Emotional intelligence has been broken to self-regulation, self-awareness, social skills, empathy, and motivation. Who would have the most of these if not millennials? I'm not sure if those aging executives who managed Lehman brothers had a lot of self-awareness and empathy when they plunged the country into recession.
Millennials are accustomed to work in teams. They're more culturally diverse and accepting of diversity than Gen-X'ers and boomers. They're also more aware of the importance of it. They like to work on teams and share responsibility. Many have started working since their teen years. Others have been invovled in clubs since middle school and have been great young leaders in their communities. Simply put, we have soft skills that few give us credit for.
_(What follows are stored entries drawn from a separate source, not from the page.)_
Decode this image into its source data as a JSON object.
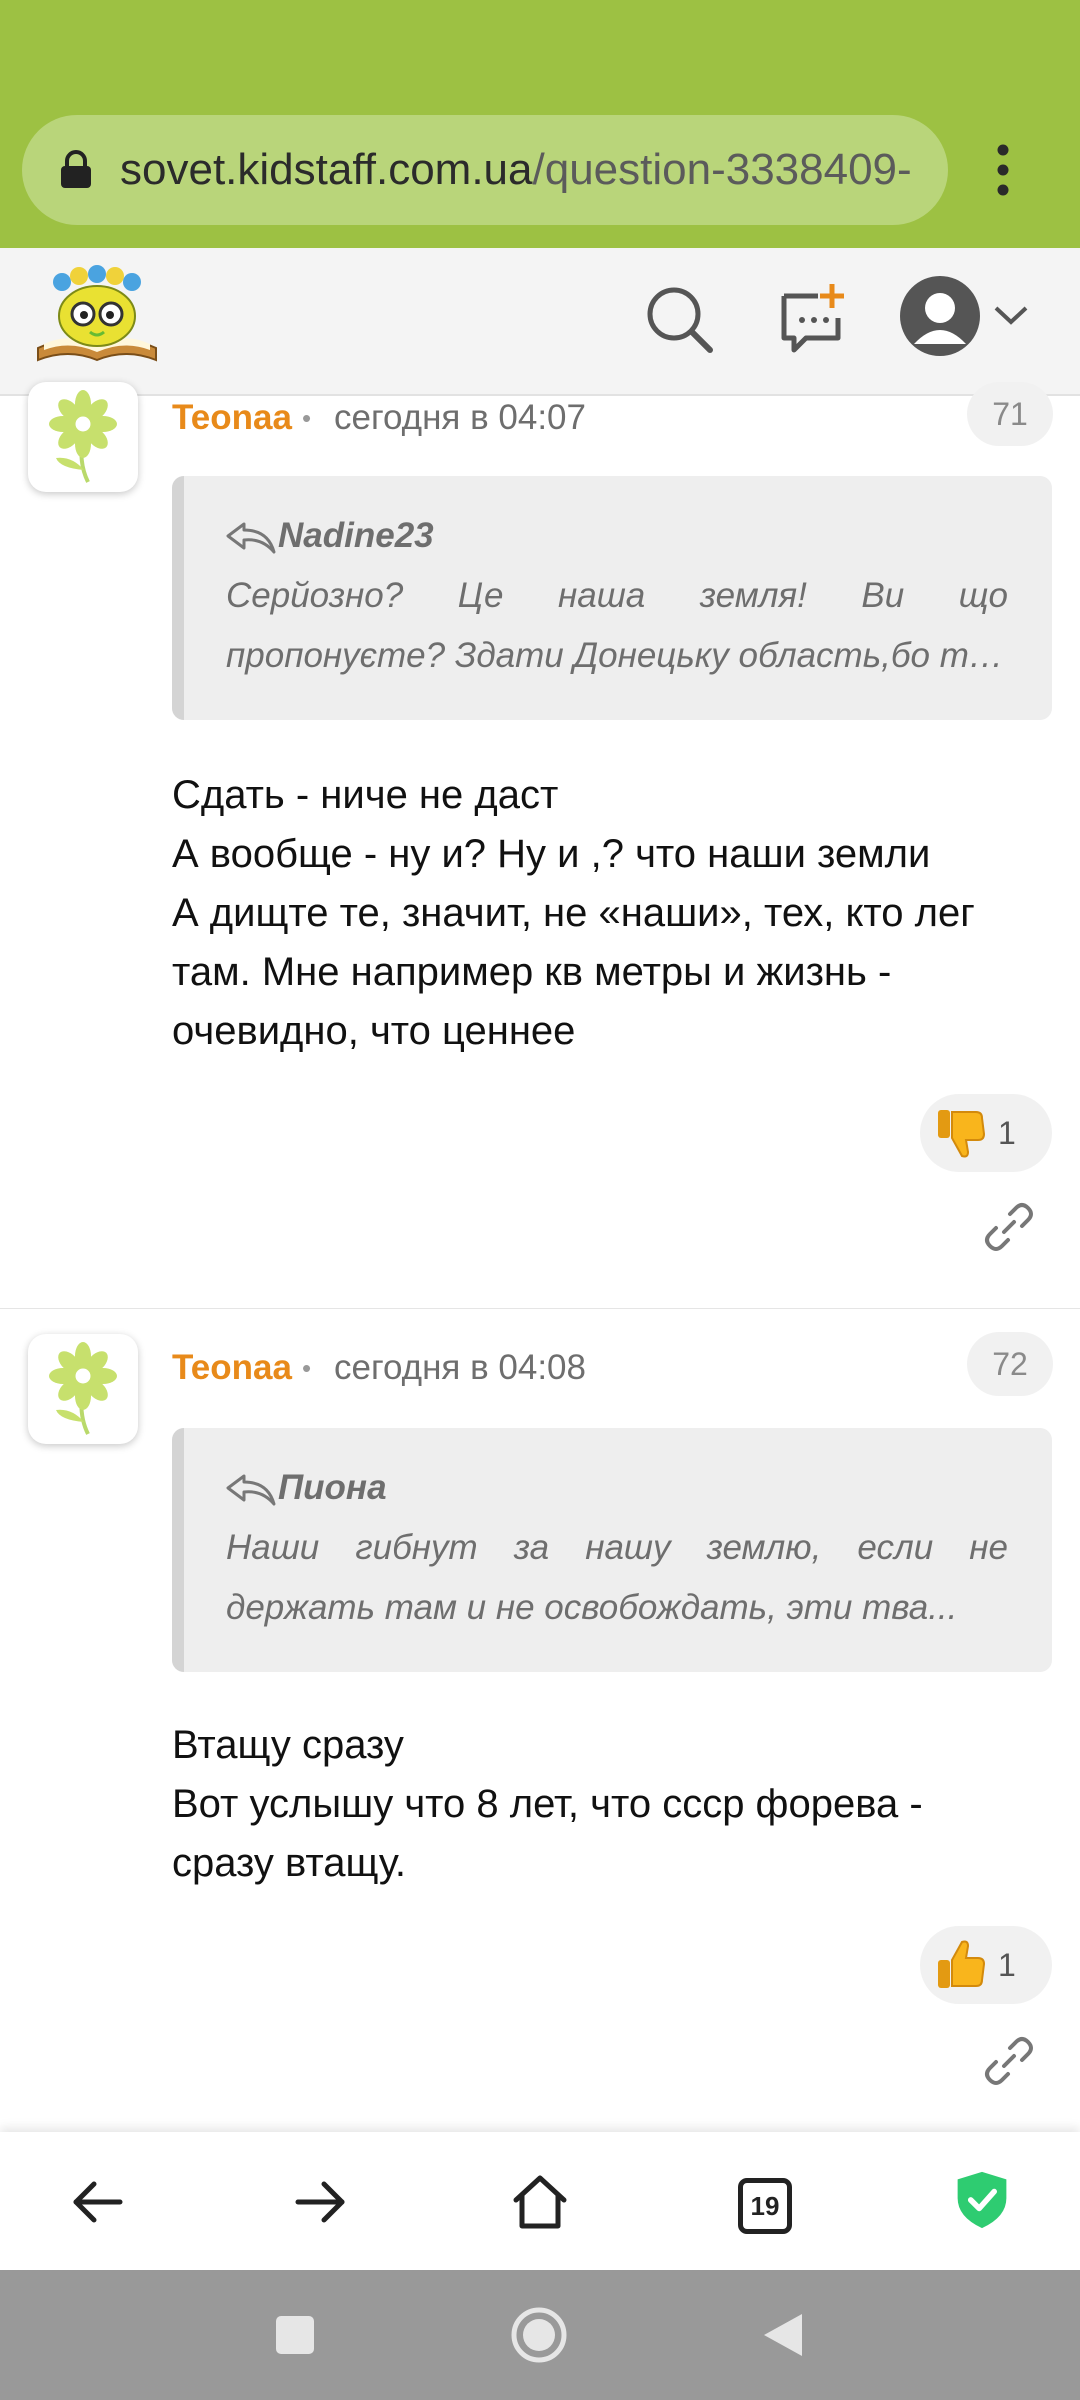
{
  "browser": {
    "url_domain": "sovet.kidstaff.com.ua",
    "url_path": "/question-3338409-",
    "tab_count": "19"
  },
  "header": {
    "logo": "kidstaff-logo",
    "icons": [
      "search-icon",
      "new-question-icon",
      "profile-avatar-icon",
      "chevron-down-icon"
    ]
  },
  "comments": [
    {
      "author": "Teonaa",
      "time": "сегодня в 04:07",
      "number": "71",
      "quote": {
        "author": "Nadine23",
        "lines": [
          "Серйозно? Це наша земля! Ви що",
          "пропонуєте? Здати Донецьку область,бо та..."
        ]
      },
      "body": [
        "Сдать - ниче не даст",
        "А вообще - ну и? Ну и ,? что наши земли",
        "А дищте те, значит, не «наши», тех, кто лег",
        "там. Мне например кв метры и жизнь -",
        "очевидно, что ценнее"
      ],
      "reaction": {
        "icon": "thumbs-down-icon",
        "count": "1"
      }
    },
    {
      "author": "Teonaa",
      "time": "сегодня в 04:08",
      "number": "72",
      "quote": {
        "author": "Пиона",
        "lines": [
          "Наши гибнут за нашу землю, если не",
          "держать там и не освобождать, эти тва..."
        ]
      },
      "body": [
        "Втащу сразу",
        "Вот услышу что 8 лет, что ссср форева -",
        "сразу втащу."
      ],
      "reaction": {
        "icon": "thumbs-up-icon",
        "count": "1"
      }
    }
  ],
  "colors": {
    "browser_bar": "#9dc143",
    "author": "#e88a1a",
    "shield": "#2ecc71"
  }
}
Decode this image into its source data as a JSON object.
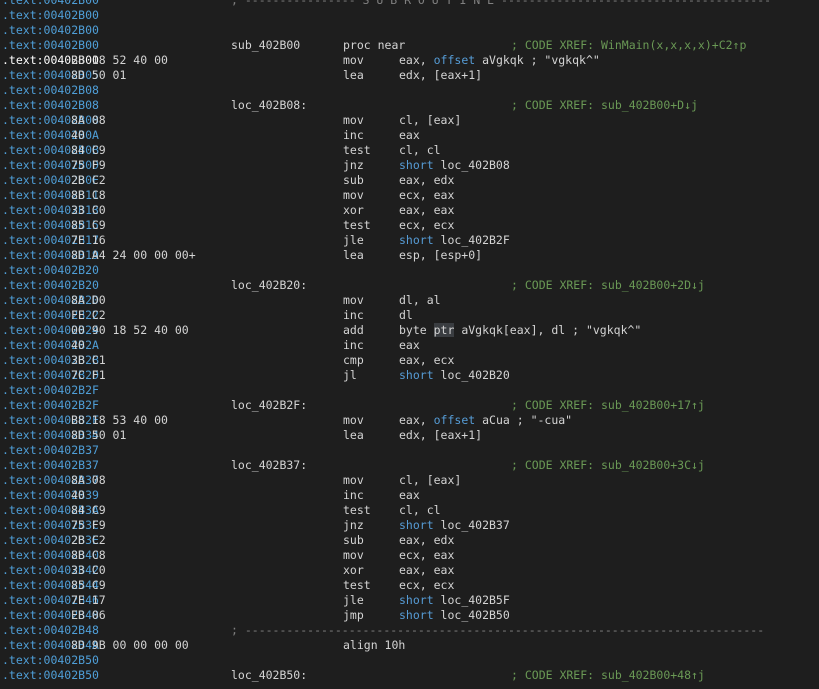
{
  "lines": [
    {
      "addr": ".text:00402B00",
      "sep": "; ---------------- S U B R O U T I N E ---------------------------------------"
    },
    {
      "addr": ".text:00402B00"
    },
    {
      "addr": ".text:00402B00"
    },
    {
      "addr": ".text:00402B00",
      "label": "sub_402B00",
      "mn": "proc near",
      "cm": "; CODE XREF: WinMain(x,x,x,x)+C2↑p"
    },
    {
      "addr": ".text:00402B00",
      "bytes": "B8 18 52 40 00",
      "mn": "mov",
      "op": [
        [
          "eax, ",
          ""
        ],
        [
          "offset",
          "kw"
        ],
        [
          " aVgkqk",
          ""
        ],
        [
          " ; \"vgkqk^\"",
          "str"
        ]
      ],
      "sel": true
    },
    {
      "addr": ".text:00402B05",
      "bytes": "8D 50 01",
      "mn": "lea",
      "op": [
        [
          "edx, [eax+1]",
          ""
        ]
      ]
    },
    {
      "addr": ".text:00402B08"
    },
    {
      "addr": ".text:00402B08",
      "label": "loc_402B08:",
      "cm": "; CODE XREF: sub_402B00+D↓j"
    },
    {
      "addr": ".text:00402B08",
      "bytes": "8A 08",
      "mn": "mov",
      "op": [
        [
          "cl, [eax]",
          ""
        ]
      ]
    },
    {
      "addr": ".text:00402B0A",
      "bytes": "40",
      "mn": "inc",
      "op": [
        [
          "eax",
          ""
        ]
      ]
    },
    {
      "addr": ".text:00402B0B",
      "bytes": "84 C9",
      "mn": "test",
      "op": [
        [
          "cl, cl",
          ""
        ]
      ]
    },
    {
      "addr": ".text:00402B0D",
      "bytes": "75 F9",
      "mn": "jnz",
      "op": [
        [
          "short",
          "kw"
        ],
        [
          " loc_402B08",
          ""
        ]
      ]
    },
    {
      "addr": ".text:00402B0F",
      "bytes": "2B C2",
      "mn": "sub",
      "op": [
        [
          "eax, edx",
          ""
        ]
      ]
    },
    {
      "addr": ".text:00402B11",
      "bytes": "8B C8",
      "mn": "mov",
      "op": [
        [
          "ecx, eax",
          ""
        ]
      ]
    },
    {
      "addr": ".text:00402B13",
      "bytes": "33 C0",
      "mn": "xor",
      "op": [
        [
          "eax, eax",
          ""
        ]
      ]
    },
    {
      "addr": ".text:00402B15",
      "bytes": "85 C9",
      "mn": "test",
      "op": [
        [
          "ecx, ecx",
          ""
        ]
      ]
    },
    {
      "addr": ".text:00402B17",
      "bytes": "7E 16",
      "mn": "jle",
      "op": [
        [
          "short",
          "kw"
        ],
        [
          " loc_402B2F",
          ""
        ]
      ]
    },
    {
      "addr": ".text:00402B19",
      "bytes": "8D A4 24 00 00 00+",
      "mn": "lea",
      "op": [
        [
          "esp, [esp+0]",
          ""
        ]
      ]
    },
    {
      "addr": ".text:00402B20"
    },
    {
      "addr": ".text:00402B20",
      "label": "loc_402B20:",
      "cm": "; CODE XREF: sub_402B00+2D↓j"
    },
    {
      "addr": ".text:00402B20",
      "bytes": "8A D0",
      "mn": "mov",
      "op": [
        [
          "dl, al",
          ""
        ]
      ]
    },
    {
      "addr": ".text:00402B22",
      "bytes": "FE C2",
      "mn": "inc",
      "op": [
        [
          "dl",
          ""
        ]
      ]
    },
    {
      "addr": ".text:00402B24",
      "bytes": "00 90 18 52 40 00",
      "mn": "add",
      "op": [
        [
          "byte ",
          ""
        ],
        [
          "ptr",
          "hl"
        ],
        [
          " aVgkqk[eax], dl",
          ""
        ],
        [
          " ; \"vgkqk^\"",
          "str"
        ]
      ]
    },
    {
      "addr": ".text:00402B2A",
      "bytes": "40",
      "mn": "inc",
      "op": [
        [
          "eax",
          ""
        ]
      ]
    },
    {
      "addr": ".text:00402B2B",
      "bytes": "3B C1",
      "mn": "cmp",
      "op": [
        [
          "eax, ecx",
          ""
        ]
      ]
    },
    {
      "addr": ".text:00402B2D",
      "bytes": "7C F1",
      "mn": "jl",
      "op": [
        [
          "short",
          "kw"
        ],
        [
          " loc_402B20",
          ""
        ]
      ]
    },
    {
      "addr": ".text:00402B2F"
    },
    {
      "addr": ".text:00402B2F",
      "label": "loc_402B2F:",
      "cm": "; CODE XREF: sub_402B00+17↑j"
    },
    {
      "addr": ".text:00402B2F",
      "bytes": "B8 18 53 40 00",
      "mn": "mov",
      "op": [
        [
          "eax, ",
          ""
        ],
        [
          "offset",
          "kw"
        ],
        [
          " aCua",
          ""
        ],
        [
          " ; \"-cua\"",
          "str"
        ]
      ]
    },
    {
      "addr": ".text:00402B34",
      "bytes": "8D 50 01",
      "mn": "lea",
      "op": [
        [
          "edx, [eax+1]",
          ""
        ]
      ]
    },
    {
      "addr": ".text:00402B37"
    },
    {
      "addr": ".text:00402B37",
      "label": "loc_402B37:",
      "cm": "; CODE XREF: sub_402B00+3C↓j"
    },
    {
      "addr": ".text:00402B37",
      "bytes": "8A 08",
      "mn": "mov",
      "op": [
        [
          "cl, [eax]",
          ""
        ]
      ]
    },
    {
      "addr": ".text:00402B39",
      "bytes": "40",
      "mn": "inc",
      "op": [
        [
          "eax",
          ""
        ]
      ]
    },
    {
      "addr": ".text:00402B3A",
      "bytes": "84 C9",
      "mn": "test",
      "op": [
        [
          "cl, cl",
          ""
        ]
      ]
    },
    {
      "addr": ".text:00402B3C",
      "bytes": "75 F9",
      "mn": "jnz",
      "op": [
        [
          "short",
          "kw"
        ],
        [
          " loc_402B37",
          ""
        ]
      ]
    },
    {
      "addr": ".text:00402B3E",
      "bytes": "2B C2",
      "mn": "sub",
      "op": [
        [
          "eax, edx",
          ""
        ]
      ]
    },
    {
      "addr": ".text:00402B40",
      "bytes": "8B C8",
      "mn": "mov",
      "op": [
        [
          "ecx, eax",
          ""
        ]
      ]
    },
    {
      "addr": ".text:00402B42",
      "bytes": "33 C0",
      "mn": "xor",
      "op": [
        [
          "eax, eax",
          ""
        ]
      ]
    },
    {
      "addr": ".text:00402B44",
      "bytes": "85 C9",
      "mn": "test",
      "op": [
        [
          "ecx, ecx",
          ""
        ]
      ]
    },
    {
      "addr": ".text:00402B46",
      "bytes": "7E 17",
      "mn": "jle",
      "op": [
        [
          "short",
          "kw"
        ],
        [
          " loc_402B5F",
          ""
        ]
      ]
    },
    {
      "addr": ".text:00402B48",
      "bytes": "EB 06",
      "mn": "jmp",
      "op": [
        [
          "short",
          "kw"
        ],
        [
          " loc_402B50",
          ""
        ]
      ]
    },
    {
      "addr": ".text:00402B48",
      "sep": "; ---------------------------------------------------------------------------"
    },
    {
      "addr": ".text:00402B4A",
      "bytes": "8D 9B 00 00 00 00",
      "mn": "align 10h"
    },
    {
      "addr": ".text:00402B50"
    },
    {
      "addr": ".text:00402B50",
      "label": "loc_402B50:",
      "cm": "; CODE XREF: sub_402B00+48↑j"
    }
  ]
}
4. Many managers are too confident about their hiring choices
"I will know who the right person is when I see them." This is more than just a myth. This is what a lot of recruiters say when they're hiring new entry-levels into their company. What does this mean? Does it mean that they actually know what they are looking for? Absolutely no. It only means that they have a pre-disposed judgement about who the right person is and they aren't likely to change their opinions.
Managers like these follow their guts too much and fail to look sujectively at candidates in a fair way. They are more likely prone to bias. If they had been a high school football quarterback themselves and they think that only this position can teach you how to be a great leader, then they wouldn't care much even if you happen to come in to tell them about your voluteering stories from Combodia to Ecuador to Somalia and why you're the best fit for their company. This will not make it. Who's the failure again in this story? Certainly not that 20-something who had been all across the U.S. on a "Pay it forward" volunteer tour.
5. Few managers ask you about what you like or dislike
This is true. A job interview is often about what the company will need from you and how they expect you to stay overtime sometimes and work on weekends and holidays without complaining, but many managers often fail to ask you about you need or what you want from your job or the company.
If you're wondering to what this leads to, it leads to a high turnover in the company. For a fact, 70% of millennials leave their first company within first two years. But, this isn't because millennials are too demanding. These companies aren't satisfying their needs in terms of flexibility, benefits, or challenging job tasks that would rather require a higher commitment into the company. Another big percentage of millennials do leave because they don't fit into the company culture or fail to identify with the values of the company or the business.
This is the fault of the managers that hired them in the first place. Quitting one's job doesn't certainly look on a resume. Those who quit their jobs will have to go back to unemployment and face a volatile economy. They will have to make the choice again between underemployment, another meaningless job, or taking out more debt to pay the bills. It isn't over yet.